Was macht den Bahnbetrieb auf der Strecke zwischen Stade und Neugraben so anfällig? Störungen bei Signalen, Weichen und Stellwerken. Oder auch kurzfristige Reparaturen. Das bekamen Fahrgäste aus dem Landkreis Stade in den vergangenen Wochen als Gründe zu hören. Jan Schröder berichtete in Buxtehude noch von einem Luftballon, der sich in der Oberleitung verfangen hatte und Kurzschlüsse verursachte.

„Wir verspüren mehr Störungen in der Infrastruktur“, sagte Schröder. Ob die Bahnstrecke im Landkreis Stade und im Hamburger Süden nur noch Mangelverwaltung sei, wollte Birgit Butter wissen. Dem Verdacht der Mangelverwaltung widersprach Kristina Theiß. Sie leitet das Instandhaltungsmanagement der Deutschen Bahn im Bezirk Hamburg. Sie formulierte es so: Die Strecke im Süden sei „älteren Jahrgangs. Wir tauschen defekte Teile aus.“ Die Stellwerke seien einwandfrei gepflegt und gewartet, versicherte Schröder. Nur im Alter zwicke es eben manchmal.

Ein S-Bahn-Zug hält in Buxtehude. Laut dem HVV-Qualitätsmonitor fahren die Züge auf der S-Bahn-Linie S5 zu 92,1 Prozent pünktlich.

Ein S-Bahn-Zug hält in Buxtehude. Laut dem HVV-Qualitätsmonitor fahren die Züge auf der S-Bahn-Linie S5 zu 92,1 Prozent pünktlich. Foto: Sulzyc

Ein zusätzliches drittes Gleis würde den Bahnbetrieb nicht zuverlässiger machen, sagte Schröder. Digitale Steuerungstechnik dagegen schon. Züge könnten im 90-Sekunden-Takt aufeinander folgen. Wie also könnte die Bahnstrecke zwischen Stade und Neugraben widerstandsfähiger gegen Störungen werden? „Wir brauchen einen Plan, die Stellwerke zu erneuern“, sagte Schröder. Am Ende gehe es um Geld. Geld, das vom Bund kommen müsse.

Kaum Hoffnung für Pendler auf Besserung

Eine Chance sei der 500-Milliarden-Euro-Sonderfonds zur Unterstützung von Infrastruktur, Verteidigung und Klimaschutz. Schröder schlägt eine gemeinsame Initiative von Bahnunternehmen und Politik aus der Region vor. Der Fonds weckt Begehrlichkeiten in ganz Deutschland.
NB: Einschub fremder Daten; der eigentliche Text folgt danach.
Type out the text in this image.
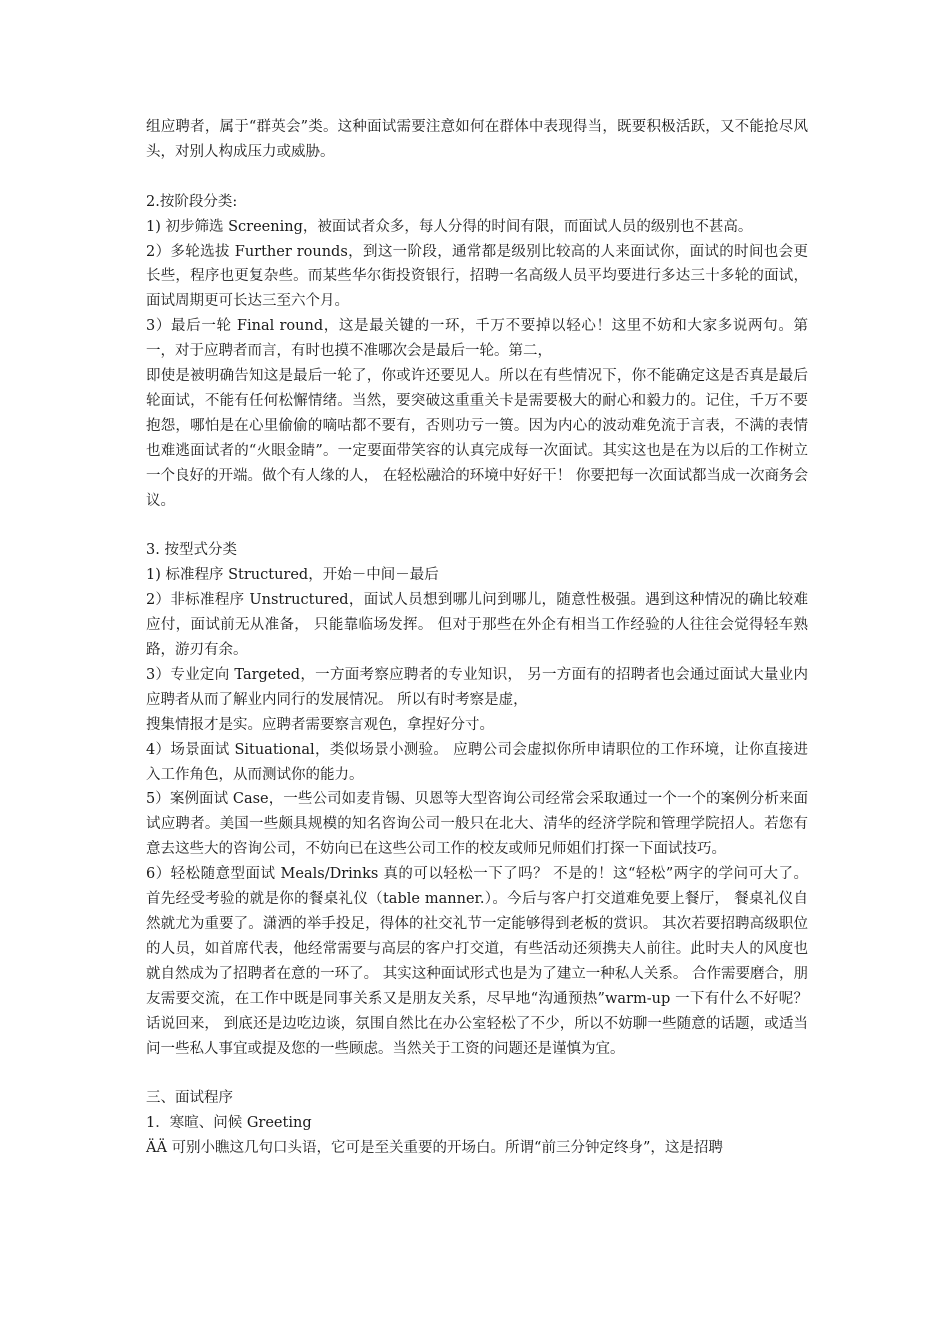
组应聘者，属于“群英会”类。这种面试需要注意如何在群体中表现得当，既要积极活跃，又不能抢尽风头，对别人构成压力或威胁。

2.按阶段分类:

1) 初步筛选 Screening，被面试者众多，每人分得的时间有限，而面试人员的级别也不甚高。

2）多轮选拔 Further rounds，到这一阶段，通常都是级别比较高的人来面试你，面试的时间也会更长些，程序也更复杂些。而某些华尔街投资银行，招聘一名高级人员平均要进行多达三十多轮的面试，面试周期更可长达三至六个月。

3）最后一轮 Final round，这是最关键的一环，千万不要掉以轻心！这里不妨和大家多说两句。第一，对于应聘者而言，有时也摸不准哪次会是最后一轮。第二，

即使是被明确告知这是最后一轮了，你或许还要见人。所以在有些情况下，你不能确定这是否真是最后轮面试，不能有任何松懈情绪。当然，要突破这重重关卡是需要极大的耐心和毅力的。记住，千万不要抱怨，哪怕是在心里偷偷的嘀咕都不要有，否则功亏一篑。因为内心的波动难免流于言表，不满的表情也难逃面试者的“火眼金睛”。一定要面带笑容的认真完成每一次面试。其实这也是在为以后的工作树立一个良好的开端。做个有人缘的人， 在轻松融洽的环境中好好干！ 你要把每一次面试都当成一次商务会议。

3. 按型式分类

1) 标准程序 Structured，开始－中间－最后

2）非标准程序 Unstructured，面试人员想到哪儿问到哪儿，随意性极强。遇到这种情况的确比较难应付，面试前无从准备， 只能靠临场发挥。 但对于那些在外企有相当工作经验的人往往会觉得轻车熟路，游刃有余。

3）专业定向 Targeted，一方面考察应聘者的专业知识， 另一方面有的招聘者也会通过面试大量业内应聘者从而了解业内同行的发展情况。 所以有时考察是虚，

搜集情报才是实。应聘者需要察言观色，拿捏好分寸。

4）场景面试 Situational，类似场景小测验。 应聘公司会虚拟你所申请职位的工作环境，让你直接进入工作角色，从而测试你的能力。

5）案例面试 Case，一些公司如麦肯锡、贝恩等大型咨询公司经常会采取通过一个一个的案例分析来面试应聘者。美国一些颇具规模的知名咨询公司一般只在北大、清华的经济学院和管理学院招人。若您有意去这些大的咨询公司，不妨向已在这些公司工作的校友或师兄师姐们打探一下面试技巧。

6）轻松随意型面试 Meals/Drinks 真的可以轻松一下了吗？ 不是的！这“轻松”两字的学问可大了。 首先经受考验的就是你的餐桌礼仪（table manner.）。今后与客户打交道难免要上餐厅， 餐桌礼仪自然就尤为重要了。潇洒的举手投足，得体的社交礼节一定能够得到老板的赏识。 其次若要招聘高级职位的人员，如首席代表，他经常需要与高层的客户打交道，有些活动还须携夫人前往。此时夫人的风度也就自然成为了招聘者在意的一环了。 其实这种面试形式也是为了建立一种私人关系。 合作需要磨合，朋友需要交流，在工作中既是同事关系又是朋友关系，尽早地“沟通预热”warm-up 一下有什么不好呢？ 话说回来， 到底还是边吃边谈，氛围自然比在办公室轻松了不少，所以不妨聊一些随意的话题，或适当问一些私人事宜或提及您的一些顾虑。当然关于工资的问题还是谨慎为宜。

三、面试程序

1．寒暄、问候 Greeting

ÄÄ 可别小瞧这几句口头语，它可是至关重要的开场白。所谓“前三分钟定终身”，这是招聘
Für Bahnpendler im Landkreis Stade besteht damit kaum Aussicht auf Besserung in den kommenden fünf bis zehn Jahren.

S-Bahn treibt Pendler vom Zug zurück ins Auto

Wie dringend notwendig das ist, machte Erster Kreisrat Torsten Heinze deutlich: „Die Zufriedenheit der Fahrgäste geht in den Keller“, sagte er. Die Folge: Ein Teil des Verkehrs gehe mittlerweile zurück vom Zug auf die Straße. Als Ausweichlösung tauge das Auto in den nächsten fünf bis neun Jahren aber nicht. Mehrere Straßenbauprojekte würden den Autoverkehr stören.
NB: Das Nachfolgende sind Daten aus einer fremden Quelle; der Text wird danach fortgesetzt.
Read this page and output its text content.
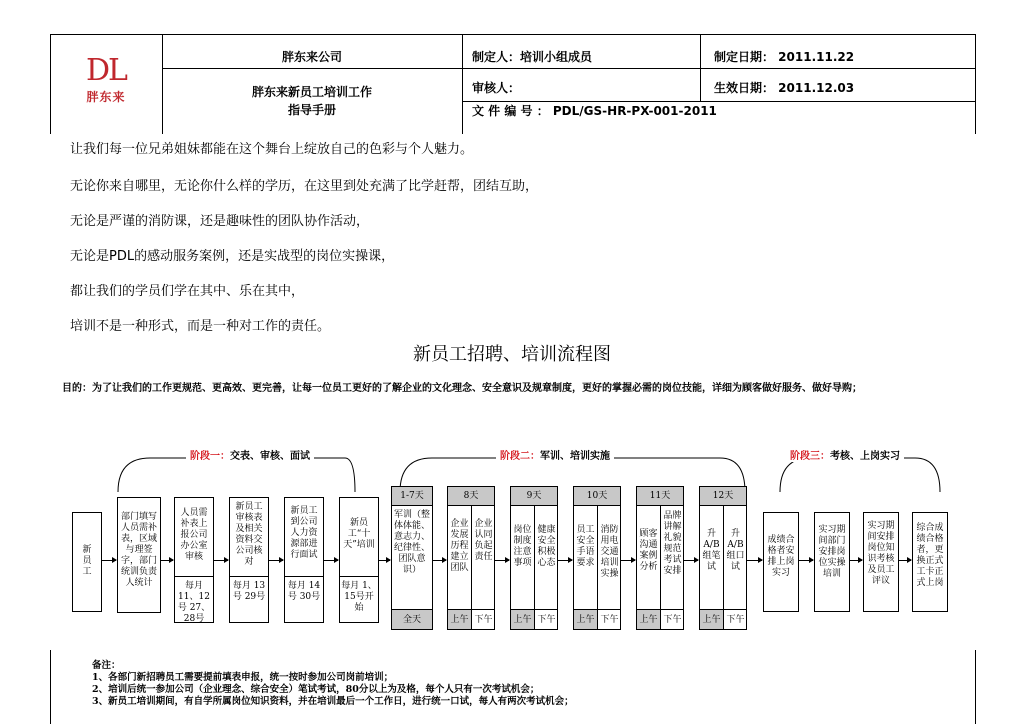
DL
胖东来
胖东来公司
胖东来新员工培训工作
指导手册
制定人：培训小组成员
审核人：
文 件 编 号 ： PDL/GS-HR-PX-001-2011
制定日期： 2011.11.22
生效日期： 2011.12.03
让我们每一位兄弟姐妹都能在这个舞台上绽放自己的色彩与个人魅力。
无论你来自哪里，无论你什么样的学历，在这里到处充满了比学赶帮，团结互助，
无论是严谨的消防课，还是趣味性的团队协作活动，
无论是PDL的感动服务案例，还是实战型的岗位实操课，
都让我们的学员们学在其中、乐在其中，
培训不是一种形式，而是一种对工作的责任。
新员工招聘、培训流程图
目的：为了让我们的工作更规范、更高效、更完善，让每一位员工更好的了解企业的文化理念、安全意识及规章制度，更好的掌握必需的岗位技能，详细为顾客做好服务、做好导购；
阶段一：交表、审核、面试	阶段二：军训、培训实施	阶段三：考核、上岗实习
新员工
部门填写人员需补表，区域与理签字，部门统训负责人统计
人员需补表上报公司办公室审核
每月 11、12号 27、28号
新员工审核表及相关资料交公司核对
每月 13号 29号
新员工到公司人力资源部进行面试
每月 14号 30号
新员工“十天”培训
每月 1、15号开始
1-7天
军训（整体体能、意志力、纪律性、团队意识）
全天
8天
企业发展历程 建立团队
企业认同 负起责任
上午 下午
9天
岗位制度 注意事项
健康安全 积极心态
上午 下午
10天
员工安全 手语要求
消防用电交通培训实操
上午 下午
11天
顾客沟通 案例分析
品牌讲解 礼貌规范 考试安排
上午 下午
12天
升A/B组笔试
升A/B组口试
上午 下午
成绩合格者安排上岗实习
实习期间部门安排岗位实操培训
实习期间安排岗位知识考核及员工评议
综合成绩合格者，更换正式工卡正式上岗
备注：
1、各部门新招聘员工需要提前填表申报，统一按时参加公司岗前培训；
2、培训后统一参加公司（企业理念、综合安全）笔试考试，80分以上为及格，每个人只有一次考试机会；
3、新员工培训期间，有自学所属岗位知识资料，并在培训最后一个工作日，进行统一口试，每人有两次考试机会；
Die Frustration bei Pendlern bereite dem Landkreis Stade ein Personalproblem: „Wir kriegen keine Bewerbungen aus Hamburg mehr“, sagte Heinze. Dringend benötigte Fachkräfte blieben fern. Und wer aus Hamburg eine Stelle angenommen habe, suche sich nach zwei oder drei Jahren woanders einen Job - weil er nicht zuverlässig zur Arbeit nach Stade und/oder wieder zurück komme.